The Federal Reserve just announced, as expected, that it intends to raise its target for its baseline interest rate to 0.75% to 1%, up from the 0.5% to 0.75% range set in December 2016. The central bank also gave us some idea about what its policy makers think is coming in the future.
The “dot plot,” part of the FOMC’s Summary of Economic Projections released along with the policy decision statement, shows where each participant in the meeting thinks the fed funds rate should be at the end of the year for the next few years and in the longer run.
The Fed releases those predictions in a chart that includes a dot for each of the members at their target interest rate level for each time period.

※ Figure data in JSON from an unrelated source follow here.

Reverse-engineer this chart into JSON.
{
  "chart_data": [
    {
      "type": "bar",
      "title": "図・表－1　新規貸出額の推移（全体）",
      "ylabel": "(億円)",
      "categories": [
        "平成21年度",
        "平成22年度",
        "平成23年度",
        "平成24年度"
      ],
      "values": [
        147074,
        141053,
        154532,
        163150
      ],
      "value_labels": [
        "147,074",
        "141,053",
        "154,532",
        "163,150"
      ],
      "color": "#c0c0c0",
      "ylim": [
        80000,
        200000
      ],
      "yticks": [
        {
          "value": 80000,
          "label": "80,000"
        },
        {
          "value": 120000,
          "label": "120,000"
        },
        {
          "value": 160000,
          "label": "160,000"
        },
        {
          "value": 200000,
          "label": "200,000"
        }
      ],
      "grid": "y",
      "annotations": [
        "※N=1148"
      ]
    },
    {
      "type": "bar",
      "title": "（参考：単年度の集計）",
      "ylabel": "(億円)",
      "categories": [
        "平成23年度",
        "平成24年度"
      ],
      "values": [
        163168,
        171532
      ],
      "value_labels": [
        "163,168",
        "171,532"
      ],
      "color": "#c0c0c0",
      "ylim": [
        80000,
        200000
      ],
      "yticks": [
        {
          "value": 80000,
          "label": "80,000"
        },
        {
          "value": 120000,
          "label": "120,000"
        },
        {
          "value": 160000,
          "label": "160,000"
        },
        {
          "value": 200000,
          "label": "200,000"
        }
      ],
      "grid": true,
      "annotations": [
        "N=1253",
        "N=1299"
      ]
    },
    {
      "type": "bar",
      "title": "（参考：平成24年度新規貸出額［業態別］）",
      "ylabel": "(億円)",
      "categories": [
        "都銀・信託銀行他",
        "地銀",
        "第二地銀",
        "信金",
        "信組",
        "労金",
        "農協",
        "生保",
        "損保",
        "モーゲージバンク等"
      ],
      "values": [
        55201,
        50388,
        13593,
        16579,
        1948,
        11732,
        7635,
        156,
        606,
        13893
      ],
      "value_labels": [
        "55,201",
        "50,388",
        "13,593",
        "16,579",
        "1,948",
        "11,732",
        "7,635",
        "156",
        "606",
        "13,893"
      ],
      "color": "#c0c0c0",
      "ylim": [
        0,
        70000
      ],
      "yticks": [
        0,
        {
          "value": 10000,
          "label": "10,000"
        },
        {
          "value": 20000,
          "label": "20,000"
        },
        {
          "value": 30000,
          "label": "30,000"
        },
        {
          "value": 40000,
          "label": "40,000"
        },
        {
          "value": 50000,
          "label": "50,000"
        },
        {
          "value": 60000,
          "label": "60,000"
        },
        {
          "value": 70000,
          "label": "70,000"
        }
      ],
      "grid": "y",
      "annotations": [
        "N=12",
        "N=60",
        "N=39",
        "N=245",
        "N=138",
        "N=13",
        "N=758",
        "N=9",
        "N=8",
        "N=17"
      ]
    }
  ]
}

While the “dot plot” is not an official policy tool, it provides some insight into how the committee members feel about economic and monetary conditions going forward. Indeed, several commenters on Wall Street consider the chart to be pretty important, as it could give a sense of how many more hikes are coming this year.
In the plot released after the December meeting, the median FOMC member saw rates rising to between 1.25 and 1.5% by the end of 2017. Given that the target range after that meeting was 0.5-0.75%, that suggests a total of three hikes of 0.25 percentage points each this year. In the longer term, the Fed expects a gradual schedule of hikes, with rates eventually settling around 3%.
The new dot plot falls in a similar range. The median member still sees the funds rate between 1.25 and 1.5% at the end of this year, suggesting two further hikes in 2017, with a gradual path up to 3% in the long run.